AI terms explained without the fog.

AI writing often becomes hard to read because simple ideas are hidden behind technical terms. This glossary gives short, useful definitions and links readers back to deeper guides when a concept needs more context.

How to use this glossary

Read a term, then ask what role it plays in a real AI workflow. Some terms describe the model, some describe the data, some describe risk, and some describe the way people use the tool. That distinction helps readers avoid treating every AI word as the same kind of claim.
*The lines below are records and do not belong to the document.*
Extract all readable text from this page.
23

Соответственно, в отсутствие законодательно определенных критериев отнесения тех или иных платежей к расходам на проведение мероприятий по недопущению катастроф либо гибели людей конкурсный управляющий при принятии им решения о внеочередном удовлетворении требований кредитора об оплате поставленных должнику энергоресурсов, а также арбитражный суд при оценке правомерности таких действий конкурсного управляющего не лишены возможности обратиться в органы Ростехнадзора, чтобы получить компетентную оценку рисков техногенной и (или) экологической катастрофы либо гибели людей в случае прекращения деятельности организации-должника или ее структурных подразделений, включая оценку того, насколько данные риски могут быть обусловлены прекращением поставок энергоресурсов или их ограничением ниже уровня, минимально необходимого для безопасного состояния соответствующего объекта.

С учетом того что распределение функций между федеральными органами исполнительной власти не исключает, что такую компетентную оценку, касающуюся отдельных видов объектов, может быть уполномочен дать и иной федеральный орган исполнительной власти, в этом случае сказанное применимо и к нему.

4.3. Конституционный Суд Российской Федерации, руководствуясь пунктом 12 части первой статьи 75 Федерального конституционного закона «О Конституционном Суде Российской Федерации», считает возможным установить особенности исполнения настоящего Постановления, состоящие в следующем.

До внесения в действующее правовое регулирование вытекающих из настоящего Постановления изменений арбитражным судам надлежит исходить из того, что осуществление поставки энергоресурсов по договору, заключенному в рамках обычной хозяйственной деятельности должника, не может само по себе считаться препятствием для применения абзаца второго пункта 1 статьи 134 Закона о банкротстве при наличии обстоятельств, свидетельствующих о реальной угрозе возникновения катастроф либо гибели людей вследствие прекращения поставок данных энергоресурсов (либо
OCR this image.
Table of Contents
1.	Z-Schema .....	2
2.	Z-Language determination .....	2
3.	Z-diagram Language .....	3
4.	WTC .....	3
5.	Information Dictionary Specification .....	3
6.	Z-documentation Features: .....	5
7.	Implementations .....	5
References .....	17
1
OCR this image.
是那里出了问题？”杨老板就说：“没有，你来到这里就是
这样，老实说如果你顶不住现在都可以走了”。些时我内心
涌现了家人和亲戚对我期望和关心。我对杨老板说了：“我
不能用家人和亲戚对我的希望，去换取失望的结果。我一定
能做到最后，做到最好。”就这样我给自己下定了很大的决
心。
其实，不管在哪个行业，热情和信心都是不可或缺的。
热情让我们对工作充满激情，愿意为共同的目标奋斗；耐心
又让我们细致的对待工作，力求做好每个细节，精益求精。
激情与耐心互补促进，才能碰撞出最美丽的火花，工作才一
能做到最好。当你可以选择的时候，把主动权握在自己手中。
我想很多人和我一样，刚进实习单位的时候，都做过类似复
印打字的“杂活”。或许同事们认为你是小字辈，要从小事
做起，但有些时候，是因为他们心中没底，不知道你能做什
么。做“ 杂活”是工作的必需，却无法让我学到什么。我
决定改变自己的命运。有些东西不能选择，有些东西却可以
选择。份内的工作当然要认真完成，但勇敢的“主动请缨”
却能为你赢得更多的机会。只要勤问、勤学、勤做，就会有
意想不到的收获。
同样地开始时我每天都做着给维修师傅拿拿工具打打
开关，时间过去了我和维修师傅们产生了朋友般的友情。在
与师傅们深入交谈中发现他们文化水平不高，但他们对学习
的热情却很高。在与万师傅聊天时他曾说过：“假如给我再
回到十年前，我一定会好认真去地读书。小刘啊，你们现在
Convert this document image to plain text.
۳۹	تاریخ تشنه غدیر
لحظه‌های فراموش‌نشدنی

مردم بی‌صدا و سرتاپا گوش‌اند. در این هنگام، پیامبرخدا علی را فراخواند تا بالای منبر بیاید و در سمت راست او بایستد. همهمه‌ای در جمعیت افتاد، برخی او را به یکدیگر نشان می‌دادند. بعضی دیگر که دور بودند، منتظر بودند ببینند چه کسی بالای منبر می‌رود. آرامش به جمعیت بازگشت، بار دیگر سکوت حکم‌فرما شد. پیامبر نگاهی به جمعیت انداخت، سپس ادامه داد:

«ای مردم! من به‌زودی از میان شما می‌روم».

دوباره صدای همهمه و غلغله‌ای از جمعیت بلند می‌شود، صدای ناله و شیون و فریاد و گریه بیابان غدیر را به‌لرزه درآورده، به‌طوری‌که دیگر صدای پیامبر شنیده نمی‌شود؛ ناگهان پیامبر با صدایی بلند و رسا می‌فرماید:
When an AI product uses one of these terms, look for the practical meaning. If a page says "AI-powered," ask what input the system uses and what output it produces. If it says "accurate," ask how accuracy was measured. If it says "safe," ask what risks were tested and who reviews mistakes.

Artificial intelligence

Software designed to perform tasks that normally need human-like pattern recognition, language understanding, prediction, or decision support.

Machine learning

A way of building systems that learn patterns from examples instead of relying only on hand-written rules.

Model

The trained system that receives an input and produces an output, such as a prediction, ranking, summary, or generated draft.

Generative AI

AI that creates new text, images, code, audio, or other content from instructions and learned patterns.

Prompt

The instruction, question, context, or example a user gives an AI tool to guide its response.

Training data

The examples used to teach a model patterns before it is used on new inputs.

Label

A tag or answer attached to training examples, such as spam/not spam or safe/unsafe.

Validation data

Data used during development to tune a model and compare versions.

Test data

Separate examples used to estimate how well a model handles data it has not trained on.

Bias

A pattern that can lead to unfair, incomplete, or unreliable outcomes, often because data or design choices are uneven.

Hallucination

A confident AI answer that includes false, unsupported, or invented information.

RAG

Retrieval-augmented generation: a method that lets an AI system retrieve outside information before generating an answer.

Embedding

A numeric representation of text, images, or other data that helps software compare meaning or similarity.

Fine-tuning

Additional training that adapts a model toward a narrower task, style, or domain.

Guardrail

A rule, filter, workflow, or review step used to reduce unsafe or unwanted AI behavior.

Human in the loop

A workflow where people review, approve, or correct AI output before it is used.

Token

A chunk of text a language model processes. Tokens may be words, parts of words, or punctuation.

Context window

The amount of text or information an AI model can consider at one time.

Inference

The moment a trained model is used to produce an answer, prediction, classification, or generated output.

Classification

A task where a system sorts input into categories, such as spam or not spam.

Regression

A task where a system predicts a number, such as demand, price, time, or probability.

Recommendation system

Software that ranks or suggests items based on patterns in user behavior, item details, or similarity.

Confidence score

A number that may describe how strongly a system prefers an answer, though it should not be treated as proof of truth.

Grounding

Connecting an AI answer to specific documents, data, or sources so the response is easier to verify.

Evaluation

The process of testing whether an AI system performs well enough for the task and risk level.

Benchmark

A standard test used to compare systems, though real-world performance may differ from benchmark results.

Overfitting

When a model performs well on familiar examples but struggles with new or different cases.

Dataset shift

When real-world data changes after training, causing a model's performance to weaken.

Explainability

How clearly people can understand why a model produced a result or which factors influenced it.

Automation

Using software to complete a task with little or no human action after setup.

Augmentation

Using AI to support a person while the person keeps review, context, and final responsibility.

Synthetic data

Artificially generated data used for testing, training, or privacy protection, but still requiring careful validation.

Personally identifiable information

Information that can identify a person, such as names, contact details, IDs, or combinations of details.

Model card

A document that describes a model's purpose, limits, data, evaluation, and intended use.

Data sheet

A document that describes where a dataset came from, what it includes, and what limits or risks it has.